Texte et mise en scène Alice Carré, Compagnie Eia ! Théâtre Gérard Philipe CDN de Saint-Denis, dispositif Premiers Printemps.

Après Et le cœur fume encore qu’elle présentait il y a deux ans dans ce même Théâtre Gérard Philipe sur le thème de la guerre d’Algérie, Alice Carré s’attaque à d’autres vérités cachées, à d’autres non-dits, la relation de la France avec les tirailleurs dits Sénégalais, qui venaient en fait de différents pays d’Afrique – Congo, Gabon, République Centrafricaine autrefois Oubangui-Chari, Bénin. Ils auraient été 400 000 enrôlés par l’armée française dont 40 000 envoyés sur le front français. Partant de ces données et malgré les contradictions des historiens, Alice Carré a élaboré un scénario basé sur les matériaux d’archives et sur les témoignages d’anciens combattants et de leurs descendants. Comme souvent ils avaient enfoui au plus profond leur histoire, les jeunes générations se mettent en quête de leur identité et questionnent parents et grands-parents.

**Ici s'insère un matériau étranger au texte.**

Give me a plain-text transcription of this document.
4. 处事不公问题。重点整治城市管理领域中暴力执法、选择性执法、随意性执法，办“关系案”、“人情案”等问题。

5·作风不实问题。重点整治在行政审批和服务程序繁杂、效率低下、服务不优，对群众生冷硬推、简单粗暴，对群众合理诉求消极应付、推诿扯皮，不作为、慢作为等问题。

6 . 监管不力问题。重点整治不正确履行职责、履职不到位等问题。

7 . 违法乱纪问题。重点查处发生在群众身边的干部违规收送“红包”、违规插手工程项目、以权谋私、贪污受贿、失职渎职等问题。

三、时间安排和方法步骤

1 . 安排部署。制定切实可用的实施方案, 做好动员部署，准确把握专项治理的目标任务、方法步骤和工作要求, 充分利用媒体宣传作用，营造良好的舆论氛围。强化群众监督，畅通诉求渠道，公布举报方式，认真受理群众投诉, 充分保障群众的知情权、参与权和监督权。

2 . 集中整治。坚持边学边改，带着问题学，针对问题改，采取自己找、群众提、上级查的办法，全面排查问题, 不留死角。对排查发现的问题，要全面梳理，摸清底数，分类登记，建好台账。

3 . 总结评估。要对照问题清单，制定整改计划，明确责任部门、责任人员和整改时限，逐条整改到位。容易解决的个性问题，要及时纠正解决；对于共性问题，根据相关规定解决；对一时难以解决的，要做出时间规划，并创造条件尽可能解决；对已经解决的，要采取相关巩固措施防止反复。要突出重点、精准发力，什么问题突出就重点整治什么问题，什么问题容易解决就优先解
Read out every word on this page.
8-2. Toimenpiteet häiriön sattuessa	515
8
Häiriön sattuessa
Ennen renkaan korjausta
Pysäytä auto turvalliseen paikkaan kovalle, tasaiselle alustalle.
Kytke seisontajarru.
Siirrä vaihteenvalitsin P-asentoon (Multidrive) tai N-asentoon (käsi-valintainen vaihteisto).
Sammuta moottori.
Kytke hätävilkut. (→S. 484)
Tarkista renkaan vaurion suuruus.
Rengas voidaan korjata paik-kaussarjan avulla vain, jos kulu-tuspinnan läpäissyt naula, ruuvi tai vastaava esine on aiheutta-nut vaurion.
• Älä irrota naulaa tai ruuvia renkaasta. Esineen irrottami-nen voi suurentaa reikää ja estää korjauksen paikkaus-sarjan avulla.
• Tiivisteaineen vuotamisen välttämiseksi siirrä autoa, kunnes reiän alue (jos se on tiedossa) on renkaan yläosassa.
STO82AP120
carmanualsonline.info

Plusieurs histoires familiales se croisent ici, de soldats africains exposés aux avant-postes, face à une France dans le déni, l’absence et l’oubli. Mais « Brazza la verte se souvient de tout » nous dit-on. La ville avait été déclarée capitale de la France Libre, le 26 octobre 1940. On nous parle de Bacongo, l’un des plus anciens quartiers de Brazzaville où les Sapeurs défilent sur l’avenue Matsoua dans leurs élégances excentriques, toutes couleurs dehors. On nous parle surtout de la souffrance des soldats dans le froid et des luttes pour les indépendances. Le massacre de Thiaroye dans un camp militaire de la périphérie de Dakar, le 1er décembre 1944, est emblématique du déni français : des troupes coloniales et gendarmes français avaient mitraillé les tirailleurs, ces anciens prisonniers rapatriés à qui la France devait de l’argent, et qui ce jour-là manifestaient pour toucher leurs indemnités et le versement de leur pécule. Les historiens ne se sont jamais entendus sur le nombre de morts à Thiaroye, mais ils furent nombreux.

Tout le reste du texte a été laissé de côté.